— Выпейте еще, товарищ старшина! Зло оставляете.
— Лишко, пожалуй, мне, — отозвался густой сытый голос.
— Что вы, товарищ старшина! У вас ни в одном глазу. Лапку-то берите, берите, товарищ старшина.
— Под курятинку разве? Э-эх, все равно не бывать в раю.
Заварухин повернулся на бок и увидел за еловой навесью, на поляночке, троих: молодая женщина в синем платочке, вся простенькая, мягкая и чистая, тихонько улыбалась влажными глазами, раскладывала закуску на белой тряпице; рядом стоял на коленях старшина и, закинув тяжелую простоволосую голову, сладостно, мелкими глотками пил из кружки, короткая шея у него налилась и красно набрякла; прямо, подвернув под себя полы шинели, сидел остриженный и потому большеухий боец; он, видимо, уже добросовестно хватил свою долю и, не спуская влюбленных глаз с женщины, все ловил ее руку и пьяненько улыбался ей какой-то грустной, потерянной улыбкой. Старшина выпил из кружки все до капельки, блаженно закрыв глаза, проглотил горькую слюну и, густо посолив куриную ножку, принялся с хрустом жевать ее своими крепкими зубами. В нем Заварухин узнал старшину пятой роты Пушкарева.
— Мне хватит, — благодушно говорил Пушкарев, вытирая кулаком сальные губы. — И тебе, Охватов, хватит. Вы ему больше не давайте. Опьянеет — дело дойдет до командира полка: пиши трибунал и расстрел.
— Да что вы, товарищ старшина! Не дам я ему больше.
— До отбоя того-этого… о доме, о хозяйстве и все такое.
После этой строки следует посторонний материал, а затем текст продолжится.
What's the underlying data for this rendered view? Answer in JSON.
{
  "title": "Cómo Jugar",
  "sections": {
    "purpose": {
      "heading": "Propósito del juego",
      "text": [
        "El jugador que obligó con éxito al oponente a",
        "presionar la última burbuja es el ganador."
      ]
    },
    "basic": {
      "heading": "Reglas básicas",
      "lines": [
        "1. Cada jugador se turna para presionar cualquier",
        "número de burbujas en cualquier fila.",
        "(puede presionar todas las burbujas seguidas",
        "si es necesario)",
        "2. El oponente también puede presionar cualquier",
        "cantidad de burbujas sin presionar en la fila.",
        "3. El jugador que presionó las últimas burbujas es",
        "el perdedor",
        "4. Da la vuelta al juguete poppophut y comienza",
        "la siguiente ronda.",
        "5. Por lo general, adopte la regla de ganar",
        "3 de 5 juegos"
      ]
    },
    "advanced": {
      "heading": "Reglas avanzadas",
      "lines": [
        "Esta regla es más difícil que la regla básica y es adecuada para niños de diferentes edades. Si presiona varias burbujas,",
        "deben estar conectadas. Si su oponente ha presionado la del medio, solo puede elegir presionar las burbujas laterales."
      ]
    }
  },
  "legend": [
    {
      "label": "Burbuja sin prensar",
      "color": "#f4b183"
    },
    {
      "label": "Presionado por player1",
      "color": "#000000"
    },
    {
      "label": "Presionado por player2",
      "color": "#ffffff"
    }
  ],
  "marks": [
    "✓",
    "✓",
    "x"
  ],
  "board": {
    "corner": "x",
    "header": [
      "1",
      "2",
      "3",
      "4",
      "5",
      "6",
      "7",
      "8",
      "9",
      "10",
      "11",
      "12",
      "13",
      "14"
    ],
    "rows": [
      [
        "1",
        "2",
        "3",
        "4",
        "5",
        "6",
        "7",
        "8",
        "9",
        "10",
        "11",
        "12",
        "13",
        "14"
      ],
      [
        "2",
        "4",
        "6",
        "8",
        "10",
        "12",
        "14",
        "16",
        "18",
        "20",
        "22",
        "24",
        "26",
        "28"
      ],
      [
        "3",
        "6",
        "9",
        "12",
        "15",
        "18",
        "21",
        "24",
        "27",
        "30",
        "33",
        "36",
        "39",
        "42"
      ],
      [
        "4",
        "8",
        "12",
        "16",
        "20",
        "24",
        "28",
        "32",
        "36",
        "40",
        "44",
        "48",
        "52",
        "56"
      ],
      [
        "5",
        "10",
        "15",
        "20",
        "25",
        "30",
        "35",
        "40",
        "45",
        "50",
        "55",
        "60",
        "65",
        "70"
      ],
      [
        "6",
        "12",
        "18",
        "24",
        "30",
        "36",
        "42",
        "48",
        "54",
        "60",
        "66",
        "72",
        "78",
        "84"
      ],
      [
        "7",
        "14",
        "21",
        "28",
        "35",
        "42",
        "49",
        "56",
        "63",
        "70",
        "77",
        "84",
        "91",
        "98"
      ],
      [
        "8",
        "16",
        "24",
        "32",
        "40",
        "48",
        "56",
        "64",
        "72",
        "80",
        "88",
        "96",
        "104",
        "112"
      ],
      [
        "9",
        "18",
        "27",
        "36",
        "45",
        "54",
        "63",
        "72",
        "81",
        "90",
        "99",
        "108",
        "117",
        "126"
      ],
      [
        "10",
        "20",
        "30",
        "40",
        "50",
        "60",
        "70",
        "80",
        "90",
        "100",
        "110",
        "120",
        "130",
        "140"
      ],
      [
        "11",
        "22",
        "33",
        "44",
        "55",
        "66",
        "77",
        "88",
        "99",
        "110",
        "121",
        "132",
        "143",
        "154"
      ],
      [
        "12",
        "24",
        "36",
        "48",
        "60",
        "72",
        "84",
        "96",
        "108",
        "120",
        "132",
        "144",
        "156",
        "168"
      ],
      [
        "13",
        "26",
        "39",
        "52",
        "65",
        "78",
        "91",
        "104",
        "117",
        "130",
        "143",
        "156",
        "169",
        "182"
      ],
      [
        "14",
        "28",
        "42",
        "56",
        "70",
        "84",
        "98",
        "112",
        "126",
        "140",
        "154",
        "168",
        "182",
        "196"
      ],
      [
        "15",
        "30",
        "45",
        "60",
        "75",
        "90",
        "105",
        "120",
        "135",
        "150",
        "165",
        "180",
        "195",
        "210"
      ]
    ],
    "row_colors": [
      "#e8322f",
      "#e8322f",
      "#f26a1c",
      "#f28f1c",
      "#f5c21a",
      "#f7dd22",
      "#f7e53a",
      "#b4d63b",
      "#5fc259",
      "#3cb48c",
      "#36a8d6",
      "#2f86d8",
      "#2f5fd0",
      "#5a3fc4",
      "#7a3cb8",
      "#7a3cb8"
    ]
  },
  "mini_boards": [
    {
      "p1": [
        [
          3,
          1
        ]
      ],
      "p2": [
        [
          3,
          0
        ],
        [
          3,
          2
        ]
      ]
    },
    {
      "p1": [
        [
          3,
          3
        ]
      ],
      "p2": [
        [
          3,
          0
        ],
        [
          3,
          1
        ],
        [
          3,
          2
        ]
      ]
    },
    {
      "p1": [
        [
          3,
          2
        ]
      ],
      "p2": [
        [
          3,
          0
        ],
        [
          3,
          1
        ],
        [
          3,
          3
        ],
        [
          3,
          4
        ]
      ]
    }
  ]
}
А к отбою — в роту! Слышишь, Охватов?
— Так точно, товарищ старшина! К отбою.
Старшина взял опрокинутую на траве фуражку, надел, встал на ноги и, застегивая шинель, остановил затяжелевший глаз на женщине. Она перехватила его взгляд, смутилась и, взяв торопливыми движениями пару яиц и домашние стряпанцы, виноватая, сказала:
— Возьмите, товарищ старшина! Возьмите! У вас тоже дома жена…
— Нет уж, за это спасибо. Кормите вот своего. Видите, какой он?
Женщина все запихивала в карман старшинской шинели угощение, спрашивала:
— Отправка, товарищ старшина, как скажете, не скоро, а? Может, не скоро еще! Может, пока учат, и война кончится?
— Не знаю, дорогуша. Уж вот чего не знаю, того не знаю.
Отмякло заскорузлое старшинское сердце от этих стряпанцев, от певучего женского голоса, и не хотелось уходить с уютной поляночки, будто еще что-то могло перепасть у чужого тепла. Не торопясь полез в карман брюк, достал спички, закурил отложенный перед едой окурок и одной жадной затяжкой сжег его до губ.
— А скажу я вам, дорогуша…
— Ты его слушай, Шура, — попросил боец. — Ты его слушай: это наш самый больший командир. Как он скажет, так то и будет.
— А скажу я вам так: погорюете вы в солдатках до самой горькой слезинки. Каши на нас заварено сверх всяческой солдатской нормы. Вот так вот.
Ушел старшина нехотя: с трудом, видимо, рвал от сердца чужое липучее счастье.
— Ничего я не знаю, Ваня. По радио одно и то же: оставили, оставили, оставили. Как-то совсем безнадежно. Никогда еще так плохо не было. А раз уж совсем плохо, значит, тебе там место.
— Тут вот, в кустах, видел своего бойца с женой, — не отдавая себе отчета, зачем-то сказал Заварухин и, помешкав, добавил: — Такое все горькое, что глаза бы не глядели:
— А у самих-то у нас?
— О себе всегда думаешь с надеждой. Легче. Да и сам есть сам.